40 were laid off and 21 resigned (and Musk claimed that they would have been fired for being Democrats, regardless). That's approximately 60% of the total.
As for "government agency", I was using your language:
> If a government agency has a culture [etc]... the agency becomes a target
Again, your claim here is that it's typical and predictable that new administrations conduct ideological purges on the civil service. So far, you haven't actually been able to name a single example of a Democratic administration doing that, and instead you're saying that maybe 18F was bad anyway, etc. Would you consider just admitting that your claim is false rather than resorting to this "by definition, strictly speaking, the premise of your question implies" ink cloud?

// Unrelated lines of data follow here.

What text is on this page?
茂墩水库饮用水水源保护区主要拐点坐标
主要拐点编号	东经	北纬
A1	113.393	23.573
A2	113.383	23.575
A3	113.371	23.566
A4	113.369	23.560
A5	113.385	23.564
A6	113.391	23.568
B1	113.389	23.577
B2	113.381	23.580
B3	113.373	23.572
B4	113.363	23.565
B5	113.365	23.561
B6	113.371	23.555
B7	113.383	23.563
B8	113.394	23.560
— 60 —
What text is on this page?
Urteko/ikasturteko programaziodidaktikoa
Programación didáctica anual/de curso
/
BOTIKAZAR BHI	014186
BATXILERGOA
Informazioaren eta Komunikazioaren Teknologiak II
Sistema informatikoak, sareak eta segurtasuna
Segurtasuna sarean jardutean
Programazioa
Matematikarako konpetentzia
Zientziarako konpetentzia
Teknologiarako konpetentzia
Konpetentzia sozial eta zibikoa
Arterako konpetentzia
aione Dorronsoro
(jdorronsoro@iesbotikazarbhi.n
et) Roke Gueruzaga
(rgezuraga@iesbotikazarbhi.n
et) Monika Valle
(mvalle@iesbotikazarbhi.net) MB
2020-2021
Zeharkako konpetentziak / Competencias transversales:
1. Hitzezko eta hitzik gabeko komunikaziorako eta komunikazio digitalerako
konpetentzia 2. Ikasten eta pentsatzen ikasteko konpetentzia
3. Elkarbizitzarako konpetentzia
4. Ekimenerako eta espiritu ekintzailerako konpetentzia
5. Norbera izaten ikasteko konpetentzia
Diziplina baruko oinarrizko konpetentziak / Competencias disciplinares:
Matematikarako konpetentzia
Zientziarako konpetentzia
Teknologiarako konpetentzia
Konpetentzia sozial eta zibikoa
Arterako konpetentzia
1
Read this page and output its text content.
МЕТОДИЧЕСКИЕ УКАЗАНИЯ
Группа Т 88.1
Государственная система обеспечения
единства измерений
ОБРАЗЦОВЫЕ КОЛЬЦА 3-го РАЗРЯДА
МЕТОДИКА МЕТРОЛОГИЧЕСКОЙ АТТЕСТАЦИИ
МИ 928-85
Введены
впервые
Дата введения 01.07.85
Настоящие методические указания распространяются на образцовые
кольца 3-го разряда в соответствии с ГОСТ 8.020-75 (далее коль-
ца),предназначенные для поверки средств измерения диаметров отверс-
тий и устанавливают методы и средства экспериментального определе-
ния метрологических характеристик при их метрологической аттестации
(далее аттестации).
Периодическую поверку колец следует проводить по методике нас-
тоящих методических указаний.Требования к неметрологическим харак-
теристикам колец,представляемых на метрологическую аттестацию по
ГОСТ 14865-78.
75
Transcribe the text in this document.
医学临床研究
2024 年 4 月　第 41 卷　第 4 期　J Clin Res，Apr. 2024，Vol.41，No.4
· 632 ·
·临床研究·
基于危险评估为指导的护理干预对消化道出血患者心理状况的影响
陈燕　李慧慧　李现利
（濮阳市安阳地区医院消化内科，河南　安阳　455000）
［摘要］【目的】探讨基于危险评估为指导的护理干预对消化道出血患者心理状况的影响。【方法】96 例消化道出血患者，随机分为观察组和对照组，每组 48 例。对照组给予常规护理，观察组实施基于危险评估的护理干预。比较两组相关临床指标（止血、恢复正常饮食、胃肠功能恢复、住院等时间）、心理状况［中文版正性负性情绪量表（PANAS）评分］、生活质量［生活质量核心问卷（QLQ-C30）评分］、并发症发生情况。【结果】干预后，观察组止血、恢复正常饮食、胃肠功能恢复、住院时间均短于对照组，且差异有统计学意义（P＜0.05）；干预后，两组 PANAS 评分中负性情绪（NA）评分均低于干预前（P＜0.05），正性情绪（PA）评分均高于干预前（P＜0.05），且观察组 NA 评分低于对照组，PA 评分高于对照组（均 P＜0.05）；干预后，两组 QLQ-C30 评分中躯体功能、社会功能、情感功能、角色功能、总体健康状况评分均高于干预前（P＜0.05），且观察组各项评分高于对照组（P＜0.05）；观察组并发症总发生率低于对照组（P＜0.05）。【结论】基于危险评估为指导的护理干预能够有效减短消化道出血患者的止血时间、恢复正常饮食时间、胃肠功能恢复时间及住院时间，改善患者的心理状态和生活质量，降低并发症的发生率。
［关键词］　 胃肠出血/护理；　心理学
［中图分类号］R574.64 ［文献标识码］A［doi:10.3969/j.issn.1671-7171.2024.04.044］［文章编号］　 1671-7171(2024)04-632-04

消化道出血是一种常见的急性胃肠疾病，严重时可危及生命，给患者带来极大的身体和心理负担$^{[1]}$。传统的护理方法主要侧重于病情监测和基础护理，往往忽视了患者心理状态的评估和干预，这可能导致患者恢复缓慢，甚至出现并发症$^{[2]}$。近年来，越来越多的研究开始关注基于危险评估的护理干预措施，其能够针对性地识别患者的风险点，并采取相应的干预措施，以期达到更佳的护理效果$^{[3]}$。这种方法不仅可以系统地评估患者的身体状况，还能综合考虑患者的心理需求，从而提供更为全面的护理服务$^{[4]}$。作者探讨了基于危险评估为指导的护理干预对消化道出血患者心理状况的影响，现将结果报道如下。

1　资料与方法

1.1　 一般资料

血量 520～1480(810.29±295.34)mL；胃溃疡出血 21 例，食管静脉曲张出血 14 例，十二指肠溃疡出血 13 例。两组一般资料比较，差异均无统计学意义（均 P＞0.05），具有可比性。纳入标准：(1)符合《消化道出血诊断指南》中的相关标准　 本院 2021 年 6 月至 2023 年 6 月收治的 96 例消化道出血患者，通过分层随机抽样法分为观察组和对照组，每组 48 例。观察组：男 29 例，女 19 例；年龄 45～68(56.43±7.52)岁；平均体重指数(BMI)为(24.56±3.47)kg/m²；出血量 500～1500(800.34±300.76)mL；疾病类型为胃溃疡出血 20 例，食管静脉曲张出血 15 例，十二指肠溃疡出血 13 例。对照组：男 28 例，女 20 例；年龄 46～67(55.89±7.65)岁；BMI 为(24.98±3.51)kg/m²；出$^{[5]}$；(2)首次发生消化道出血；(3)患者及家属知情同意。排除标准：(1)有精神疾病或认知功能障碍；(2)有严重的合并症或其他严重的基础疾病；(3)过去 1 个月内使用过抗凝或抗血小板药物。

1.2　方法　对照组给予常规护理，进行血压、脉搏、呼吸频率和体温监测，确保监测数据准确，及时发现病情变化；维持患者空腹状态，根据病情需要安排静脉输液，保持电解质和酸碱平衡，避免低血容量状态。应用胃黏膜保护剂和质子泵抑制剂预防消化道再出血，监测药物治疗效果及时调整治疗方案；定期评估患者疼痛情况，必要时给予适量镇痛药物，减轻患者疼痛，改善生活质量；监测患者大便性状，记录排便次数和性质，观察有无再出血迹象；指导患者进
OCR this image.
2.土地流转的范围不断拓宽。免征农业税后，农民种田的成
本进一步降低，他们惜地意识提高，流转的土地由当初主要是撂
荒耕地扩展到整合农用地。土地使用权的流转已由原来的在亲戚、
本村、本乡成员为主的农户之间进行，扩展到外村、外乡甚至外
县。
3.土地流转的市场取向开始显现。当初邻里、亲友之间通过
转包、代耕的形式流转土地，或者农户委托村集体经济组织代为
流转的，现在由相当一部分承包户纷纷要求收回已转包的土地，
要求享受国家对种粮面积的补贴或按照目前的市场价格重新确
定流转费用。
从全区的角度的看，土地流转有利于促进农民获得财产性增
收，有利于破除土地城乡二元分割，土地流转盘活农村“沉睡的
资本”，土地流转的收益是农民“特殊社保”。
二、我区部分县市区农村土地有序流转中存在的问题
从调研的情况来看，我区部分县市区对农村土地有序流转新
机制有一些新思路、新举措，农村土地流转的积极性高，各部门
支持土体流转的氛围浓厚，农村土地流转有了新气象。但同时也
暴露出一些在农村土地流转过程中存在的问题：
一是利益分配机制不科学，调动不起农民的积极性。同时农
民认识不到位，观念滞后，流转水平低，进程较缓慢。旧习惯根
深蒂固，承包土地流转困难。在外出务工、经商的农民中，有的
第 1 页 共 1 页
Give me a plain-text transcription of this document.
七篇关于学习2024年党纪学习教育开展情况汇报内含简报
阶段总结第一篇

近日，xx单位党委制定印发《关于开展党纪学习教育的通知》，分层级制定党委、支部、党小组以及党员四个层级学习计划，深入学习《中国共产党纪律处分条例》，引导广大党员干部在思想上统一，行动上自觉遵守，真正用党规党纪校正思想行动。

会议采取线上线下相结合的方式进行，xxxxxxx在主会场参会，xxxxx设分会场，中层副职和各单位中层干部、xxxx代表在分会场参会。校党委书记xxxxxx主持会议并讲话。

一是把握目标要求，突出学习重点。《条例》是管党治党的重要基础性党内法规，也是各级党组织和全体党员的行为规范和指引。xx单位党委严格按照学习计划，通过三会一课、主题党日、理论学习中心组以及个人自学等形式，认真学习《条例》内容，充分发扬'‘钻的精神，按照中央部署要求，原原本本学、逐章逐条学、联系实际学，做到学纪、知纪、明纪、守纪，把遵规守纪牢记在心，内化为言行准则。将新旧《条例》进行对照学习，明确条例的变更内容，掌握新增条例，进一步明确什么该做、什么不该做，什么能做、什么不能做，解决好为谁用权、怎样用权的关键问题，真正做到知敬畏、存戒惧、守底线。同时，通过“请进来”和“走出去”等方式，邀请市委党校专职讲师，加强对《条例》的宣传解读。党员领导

> Again, your claim here is that it's typical and predictable that new administrations conduct ideological purges on the civil service.
No, I'm not denying this is reaching a level which hasn't been seen before.
But, perceptions of political impartiality of civil servants have been greatly eroded.
Imagine if the situation were reversed, if Democrats had a widespread perception that the federal bureaucracy had a pro-GOP/anti-Democrat bias – can you be so sure they wouldn't do similar things?
Direct File is following a phased roll-out approach to avoid the "big launch" problem that tends to plague government tech projects. The goal is to serve all citizens, but taxes are very complex, and it will take time to address all scenarios.
Also, as the below commenter mentioned, states need to agree to be part of Direct File.